Le Comité international olympique (CIO) souhaite persuader le porte-drapeau ukrainien, Vladyslav Heraskevych, de ne pas porter un casque portant les visages de coéquipiers tombés lors de l'invasion russe. La situation est d'autant plus délicate qu'une disqualification pourrait être envisagée si l'athlète persiste.
Mark Adams, le porte-parole du CIO, souligne l'importance pour l'athlète de participer dans un cadre respectueux. Il a déclaré : "Nous voulons qu'il concoure. C’est essentiel pour nous". Heraskevych, fervent défenseur de son message, a réaffirmé sa détermination à porter son casque, un symbole fort de mémoire et de résistance, lors de ses entraînements.

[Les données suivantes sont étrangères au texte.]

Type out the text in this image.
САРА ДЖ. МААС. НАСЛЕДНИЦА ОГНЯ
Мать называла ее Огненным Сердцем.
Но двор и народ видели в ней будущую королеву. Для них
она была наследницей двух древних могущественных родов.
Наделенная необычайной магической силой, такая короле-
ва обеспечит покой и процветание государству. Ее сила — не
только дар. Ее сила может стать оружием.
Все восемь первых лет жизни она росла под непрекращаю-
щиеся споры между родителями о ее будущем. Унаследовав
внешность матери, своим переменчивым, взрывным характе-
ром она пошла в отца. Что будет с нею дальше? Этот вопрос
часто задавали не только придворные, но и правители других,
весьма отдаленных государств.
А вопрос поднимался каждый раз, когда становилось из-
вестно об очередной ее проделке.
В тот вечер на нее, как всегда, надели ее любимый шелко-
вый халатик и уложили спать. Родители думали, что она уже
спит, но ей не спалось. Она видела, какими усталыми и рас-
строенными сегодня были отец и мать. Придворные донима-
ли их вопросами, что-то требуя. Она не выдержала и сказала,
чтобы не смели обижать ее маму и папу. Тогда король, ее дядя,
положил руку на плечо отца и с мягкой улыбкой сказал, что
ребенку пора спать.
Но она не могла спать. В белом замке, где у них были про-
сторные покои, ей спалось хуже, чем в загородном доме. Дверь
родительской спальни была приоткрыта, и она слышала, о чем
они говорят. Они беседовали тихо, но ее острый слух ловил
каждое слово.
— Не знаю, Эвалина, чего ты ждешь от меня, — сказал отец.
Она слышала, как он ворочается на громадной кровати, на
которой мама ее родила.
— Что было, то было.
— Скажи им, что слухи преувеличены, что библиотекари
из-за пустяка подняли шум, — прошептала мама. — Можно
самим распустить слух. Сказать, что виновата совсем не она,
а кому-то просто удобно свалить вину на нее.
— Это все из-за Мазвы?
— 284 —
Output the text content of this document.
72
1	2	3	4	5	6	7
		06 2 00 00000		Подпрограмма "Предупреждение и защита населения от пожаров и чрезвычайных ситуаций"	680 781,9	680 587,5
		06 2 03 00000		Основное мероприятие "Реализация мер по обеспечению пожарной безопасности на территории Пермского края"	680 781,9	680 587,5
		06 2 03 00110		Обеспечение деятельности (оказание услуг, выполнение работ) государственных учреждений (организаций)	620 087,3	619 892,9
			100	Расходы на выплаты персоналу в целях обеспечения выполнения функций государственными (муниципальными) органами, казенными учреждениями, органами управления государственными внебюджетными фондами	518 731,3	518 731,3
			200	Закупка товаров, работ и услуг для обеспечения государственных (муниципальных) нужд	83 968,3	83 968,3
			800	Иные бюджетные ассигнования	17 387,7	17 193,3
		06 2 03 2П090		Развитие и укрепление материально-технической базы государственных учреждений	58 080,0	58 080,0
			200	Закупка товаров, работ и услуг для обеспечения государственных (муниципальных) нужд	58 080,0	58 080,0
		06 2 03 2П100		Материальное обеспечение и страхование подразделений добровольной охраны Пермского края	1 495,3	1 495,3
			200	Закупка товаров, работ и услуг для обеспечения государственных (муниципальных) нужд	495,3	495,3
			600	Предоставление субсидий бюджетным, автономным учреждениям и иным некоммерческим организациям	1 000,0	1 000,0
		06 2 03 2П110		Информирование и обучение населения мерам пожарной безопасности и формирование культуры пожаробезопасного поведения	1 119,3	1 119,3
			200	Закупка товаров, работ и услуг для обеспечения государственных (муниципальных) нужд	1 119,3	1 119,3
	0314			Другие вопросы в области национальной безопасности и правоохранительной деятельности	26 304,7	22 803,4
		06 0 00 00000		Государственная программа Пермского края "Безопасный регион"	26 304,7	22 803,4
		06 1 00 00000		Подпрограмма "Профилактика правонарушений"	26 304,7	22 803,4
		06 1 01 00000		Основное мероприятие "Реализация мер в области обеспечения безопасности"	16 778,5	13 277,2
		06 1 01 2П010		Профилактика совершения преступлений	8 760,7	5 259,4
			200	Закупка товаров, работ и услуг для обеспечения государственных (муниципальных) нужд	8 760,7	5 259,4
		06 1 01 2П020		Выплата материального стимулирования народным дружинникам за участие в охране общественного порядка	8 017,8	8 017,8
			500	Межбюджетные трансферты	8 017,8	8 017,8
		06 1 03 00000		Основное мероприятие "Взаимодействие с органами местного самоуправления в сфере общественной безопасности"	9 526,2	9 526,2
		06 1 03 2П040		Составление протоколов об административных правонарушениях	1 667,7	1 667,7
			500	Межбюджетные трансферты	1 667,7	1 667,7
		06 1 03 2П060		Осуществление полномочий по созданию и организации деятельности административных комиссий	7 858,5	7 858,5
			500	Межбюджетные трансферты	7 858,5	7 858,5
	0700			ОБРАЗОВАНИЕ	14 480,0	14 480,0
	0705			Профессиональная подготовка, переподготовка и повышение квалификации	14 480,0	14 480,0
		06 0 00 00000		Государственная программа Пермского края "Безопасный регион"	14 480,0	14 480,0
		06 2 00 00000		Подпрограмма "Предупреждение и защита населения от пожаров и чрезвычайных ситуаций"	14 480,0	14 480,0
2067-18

Entre compromis et sanction
Le CIO, rappelant l'article 50 de la Charte olympique, prohibe toute forme de "propagande politique" pendant les compétitions. En guise de compromis, l'instance lui a proposé de porter un brassard noir, sans inscription, pour honorer ses compatriotes, une option que l'athlète a pour l'instant rejetée.
Face à cette situation, Adams a affirmé : "Il ne s'agit pas de faire primer l’unité, mais d'établir un environnement équitable pour tous les athlètes". Le CIO ne veut pas voir plus de 130 conflits internationalement reconnus se refléter sur la scène olympique.
Le CIO réaffirme sa neutralité politique
Interrogé sur les mesures possibles en cas de non-respect de la règle par l'athlète, Adams a espéré que la discussion et le dialogue prévalent : "J'espère que d'autres athlètes pourront le convaincre de l'importance de concourir dans le respect des règles". Bien que le CIO ait consulté 4 500 sportifs pour maintenir cette politique, l'authenticité du soutien à la cause ukrainienne reste au cœur des préoccupations.
Cette situation met en lumière les défis contemporains auxquels les athlètes font face, mêlant sport et politique dans un contexte géopolitique complexe. La pression sur Heraskevych reflète une réalité où le devoir sportif et la mémoire personnelle se heurtent dans un cadre compétitif.